= Tracking (skydiving) =

Technique to increase horizontal speed while skydiving

Tracking is a technique used by skydivers during freefall to increase their horizontal speed. Tracking is considered a fundamental skill in the sport because it allows multiple skydivers to gain separation from each other prior to deploying their parachutes. Nearly all licensing organizations mandate a student show proficiency at tracking in order to obtain their skydiving license.

==Technique==
Although there are many variations of the basic body position it essentially involves the skydiver moving out of the traditional face-to-earth & arched position, and straightening the legs, bringing the arms to the sides and de-arching, using the body to cup the air as a means of providing greater lift. There is debate over what exactly constitutes the most efficient tracking position (providing the best glide ratio), especially concerning how far (if at all) the skydiver's legs should be spread. Some variations of the tracking position work well for some individuals and not so well for others. Also, when a skydiver gains experience, his or her preferred body position often changes.

==Glide ratio==
Good trackers can cover nearly as much ground as the distance they fall, approaching a glide ratio of 1:1. The fall rate of a skydiver in an efficient track is significantly lower than that of one falling in a traditional face-to-earth position; the former reaching speeds as low as 90 mph, the latter averaging around the 120 mph mark.

==Practices==
Tracking is regarded as an essential life saving skill for all freefall skydivers engaging in relative work with others, allowing the jumpers to gain horizontal separation after building a formation and before opening their parachutes. Accordingly, the greater the number of skydivers on a jump, the better their tracking skills must be. In addition to having to track a longer distance after break-off (tracking away for separation before opening), they also have to be more aware of other jumpers around them and have to be able to track in a straight line away from the center of the formation.

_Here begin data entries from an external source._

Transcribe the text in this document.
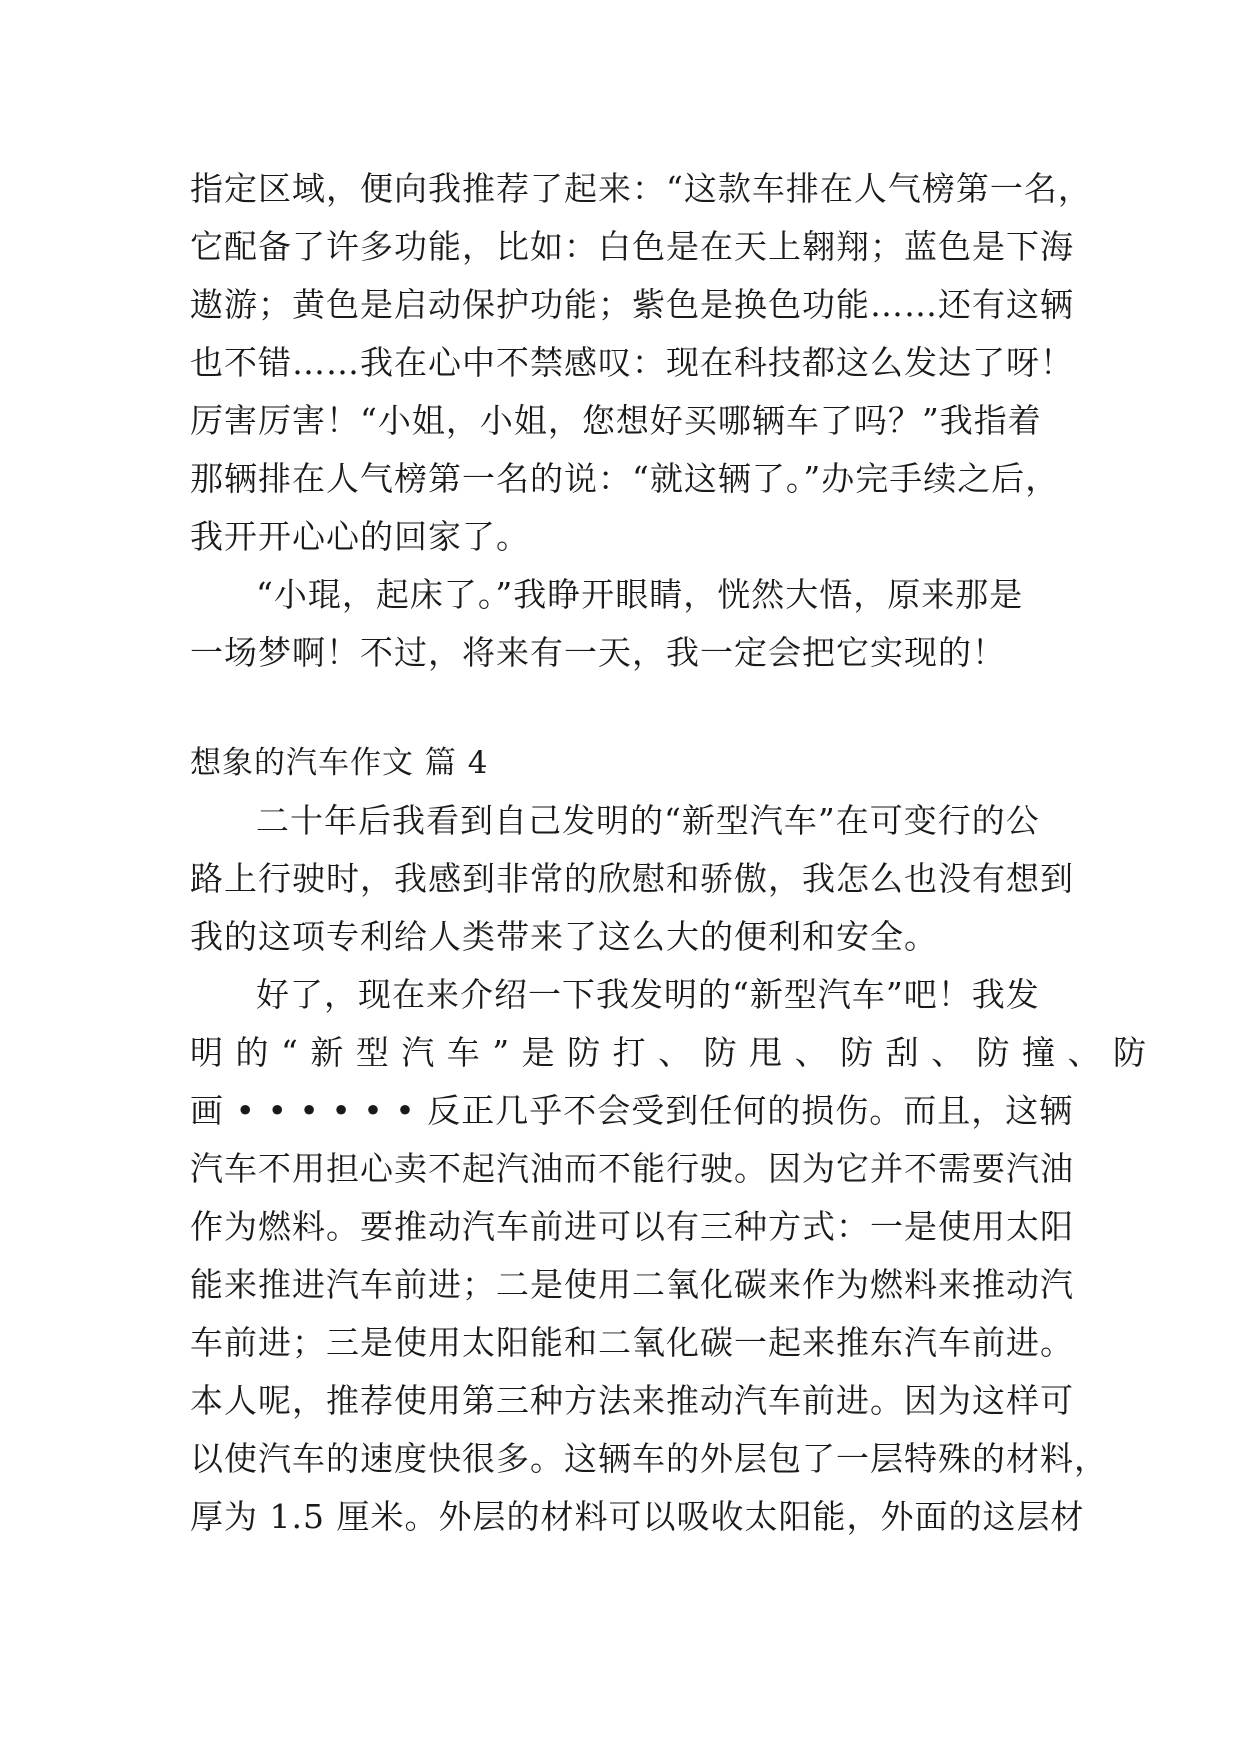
指定区域，便向我推荐了起来：“这款车排在人气榜第一名，
它配备了许多功能，比如：白色是在天上翱翔；蓝色是下海
遨游；黄色是启动保护功能；紫色是换色功能……还有这辆
也不错……我在心中不禁感叹：现在科技都这么发达了呀！
厉害厉害！“小姐，小姐，您想好买哪辆车了吗？”我指着
那辆排在人气榜第一名的说：“就这辆了。”办完手续之后，
我开开心心的回家了。
“小琨，起床了。”我睁开眼睛，恍然大悟，原来那是
一场梦啊！不过，将来有一天，我一定会把它实现的！
想象的汽车作文 篇 4
二十年后我看到自己发明的“新型汽车”在可变行的公
路上行驶时，我感到非常的欣慰和骄傲，我怎么也没有想到
我的这项专利给人类带来了这么大的便利和安全。
好了，现在来介绍一下我发明的“新型汽车”吧！我发
明 的 “ 新 型 汽 车 ” 是 防 打 、 防 甩 、 防 刮 、 防 撞 、 防
画 • • • • • • 反正几乎不会受到任何的损伤。而且，这辆
汽车不用担心卖不起汽油而不能行驶。因为它并不需要汽油
作为燃料。要推动汽车前进可以有三种方式：一是使用太阳
能来推进汽车前进；二是使用二氧化碳来作为燃料来推动汽
车前进；三是使用太阳能和二氧化碳一起来推东汽车前进。
本人呢，推荐使用第三种方法来推动汽车前进。因为这样可
以使汽车的速度快很多。这辆车的外层包了一层特殊的材料，
厚为 1.5 厘米。外层的材料可以吸收太阳能，外面的这层材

Tracking is not however purely a life saving skill; many skydivers participate in ‘tracking dives’ where the whole skydive until break-off will be spent tracking. On all tracking dives there should be a designated leader, usually the most proficient tracker, who will plan the horizontal trajectory of the dive. This serves several purposes; first of all, the other trackers will have a target to chase, gauge their relative horizontal speed on and potentially take grips upon.

While considered an area of freeflying, tracking dives are popular amongst many skydivers across the disciplines. Tracking dives are some of the most accessible and sociable dives that everyone regardless of experience level can take part in. Tracking dives are often planned at the end of the day, and with less emphasis on quantitative results (formation skydiving), or on holding difficult and new body positions (freeflying). They are commonly viewed as the most relaxing, low pressure jumps.

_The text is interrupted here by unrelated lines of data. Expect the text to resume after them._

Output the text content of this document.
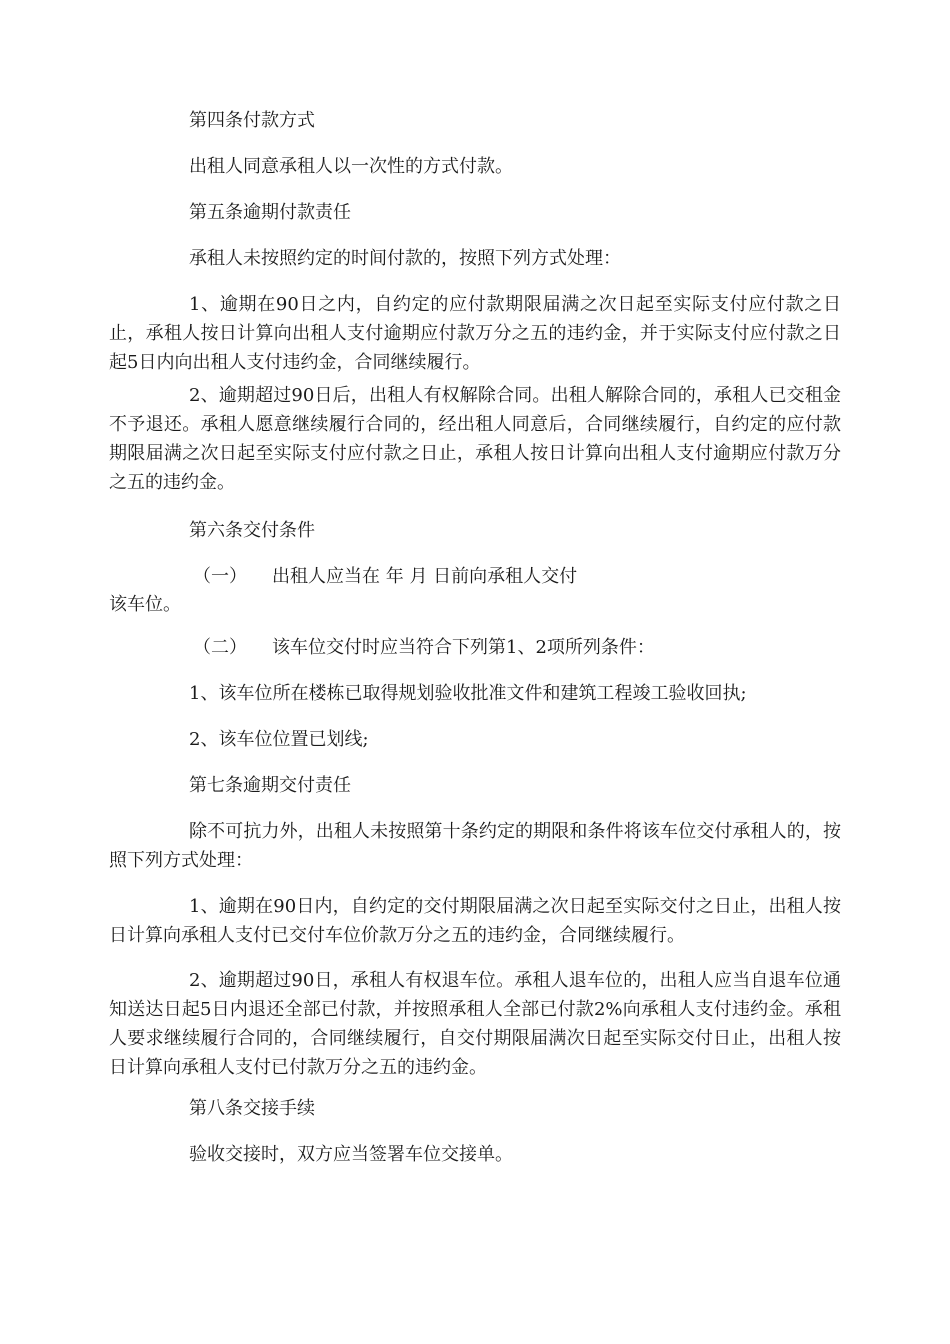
第四条付款方式

出租人同意承租人以一次性的方式付款。

第五条逾期付款责任

承租人未按照约定的时间付款的，按照下列方式处理：

1、逾期在90日之内，自约定的应付款期限届满之次日起至实际支付应付款之日止，承租人按日计算向出租人支付逾期应付款万分之五的违约金，并于实际支付应付款之日起5日内向出租人支付违约金，合同继续履行。

2、逾期超过90日后，出租人有权解除合同。出租人解除合同的，承租人已交租金不予退还。承租人愿意继续履行合同的，经出租人同意后，合同继续履行，自约定的应付款期限届满之次日起至实际支付应付款之日止，承租人按日计算向出租人支付逾期应付款万分之五的违约金。

第六条交付条件

（一） 出租人应当在 年 月 日前向承租人交付

该车位。

（二） 该车位交付时应当符合下列第1、2项所列条件：

1、该车位所在楼栋已取得规划验收批准文件和建筑工程竣工验收回执;

2、该车位位置已划线;

第七条逾期交付责任

除不可抗力外，出租人未按照第十条约定的期限和条件将该车位交付承租人的，按照下列方式处理：

1、逾期在90日内，自约定的交付期限届满之次日起至实际交付之日止，出租人按日计算向承租人支付已交付车位价款万分之五的违约金，合同继续履行。

2、逾期超过90日，承租人有权退车位。承租人退车位的，出租人应当自退车位通知送达日起5日内退还全部已付款，并按照承租人全部已付款2%向承租人支付违约金。承租人要求继续履行合同的，合同继续履行，自交付期限届满次日起至实际交付日止，出租人按日计算向承租人支付已付款万分之五的违约金。

第八条交接手续

验收交接时，双方应当签署车位交接单。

Atmonauti dives, a.k.a. "Angled flight", are a recently conceived variant with a significantly different body position, giving a far steeper flight angle between traditional track and head down. Tracking and Atmonauti dives are considered by most skydivers (wingsuiting notwithstanding) to go the furthest towards the feeling of ‘true flight’ due to the large horizontal distances covered, the low terminal velocity, and the fact that at such heights the ground does not appear to be approaching at all.

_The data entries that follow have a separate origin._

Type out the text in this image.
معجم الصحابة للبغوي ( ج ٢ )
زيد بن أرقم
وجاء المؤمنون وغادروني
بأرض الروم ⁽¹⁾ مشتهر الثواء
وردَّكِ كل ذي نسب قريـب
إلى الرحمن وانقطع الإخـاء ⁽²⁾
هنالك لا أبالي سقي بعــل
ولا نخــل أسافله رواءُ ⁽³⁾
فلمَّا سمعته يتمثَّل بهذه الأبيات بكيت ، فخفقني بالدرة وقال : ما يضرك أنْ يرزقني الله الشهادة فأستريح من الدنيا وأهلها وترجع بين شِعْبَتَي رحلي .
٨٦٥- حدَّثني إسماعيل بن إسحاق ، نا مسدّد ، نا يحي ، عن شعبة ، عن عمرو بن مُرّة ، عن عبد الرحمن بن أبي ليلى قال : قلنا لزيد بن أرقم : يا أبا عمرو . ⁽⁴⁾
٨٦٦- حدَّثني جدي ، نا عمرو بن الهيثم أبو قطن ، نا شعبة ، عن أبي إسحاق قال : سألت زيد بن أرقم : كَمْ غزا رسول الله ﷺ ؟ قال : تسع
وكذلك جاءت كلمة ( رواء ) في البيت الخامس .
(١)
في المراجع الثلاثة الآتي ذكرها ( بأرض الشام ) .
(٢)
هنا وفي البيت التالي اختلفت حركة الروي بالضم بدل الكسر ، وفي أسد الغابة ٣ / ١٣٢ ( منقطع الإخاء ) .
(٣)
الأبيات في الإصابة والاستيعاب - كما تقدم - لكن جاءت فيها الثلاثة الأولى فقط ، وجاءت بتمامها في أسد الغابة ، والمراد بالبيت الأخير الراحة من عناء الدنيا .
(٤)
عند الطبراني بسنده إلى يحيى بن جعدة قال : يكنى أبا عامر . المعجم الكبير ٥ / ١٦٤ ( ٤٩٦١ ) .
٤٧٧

On October 5, 2012, the Swiss Marc Hauser set a first world record in speed tracking, a discipline he founded. The measured ground speed was 188.9 mph over the dropzone of Skydive Empuriabrava, Spain. Only a specially adapted skydiving suit was used (no wingsuit, tracking suit, nor additional weights were used).

==Safety==
Even though inexperienced jumpers often take part on tracking dives, the risks of such dives should not be underestimated. An efficient track can reach horizontal speeds of nearly 100 mph (one experienced diver was witnessed to keep pace with a twin-engine plane as it took off from DeLand Municipal Airport in 1995, thus registering his speed in excess of 115 mph). Collisions with other groups or with members of one's own group would result in serious injury or death. For this reason the number of inexperienced jumpers on a tracking dive should be limited by the organizer.